Consider the given cyclic group,

$(Z_{3} [x] / <x^{3} + 2 x + 2>) *$

It can be observe that $x^{3} + 2 x + 2$ has no zero in $Z_{3}$ .

So, $x^{3} + 2 x + 2$ is irreducible over $Z_{3}$ .

Let $α$ be a zero of $x^{3} + 2 x + 2$ in some extension field.

So, $Z_{3} (α) \approx Z_{3} [x] / <x^{3} + 2 x + 2>$ .

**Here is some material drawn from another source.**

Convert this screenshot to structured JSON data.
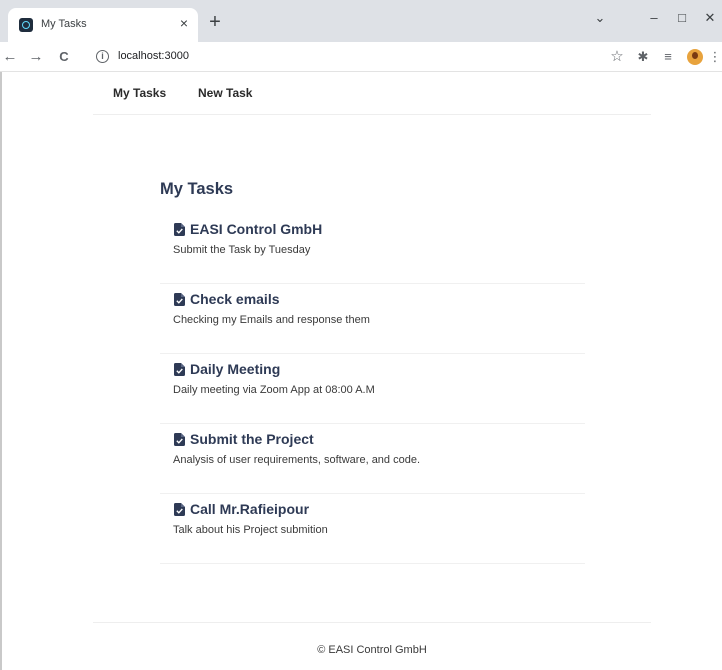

then it confirms that $[Z_{3} [x] / <x^{3} + 2 x + 2>] = 3$ .

Step 2

Consequently, $[Z_{3} [x] / <x^{3} + 2 x + 2>] = G F (3^{3})$

in other words, $(Z_{3} [x] / <x^{3} + 2 x + 2>) * \approx (G F (27)) * \approx Z_{26}$ .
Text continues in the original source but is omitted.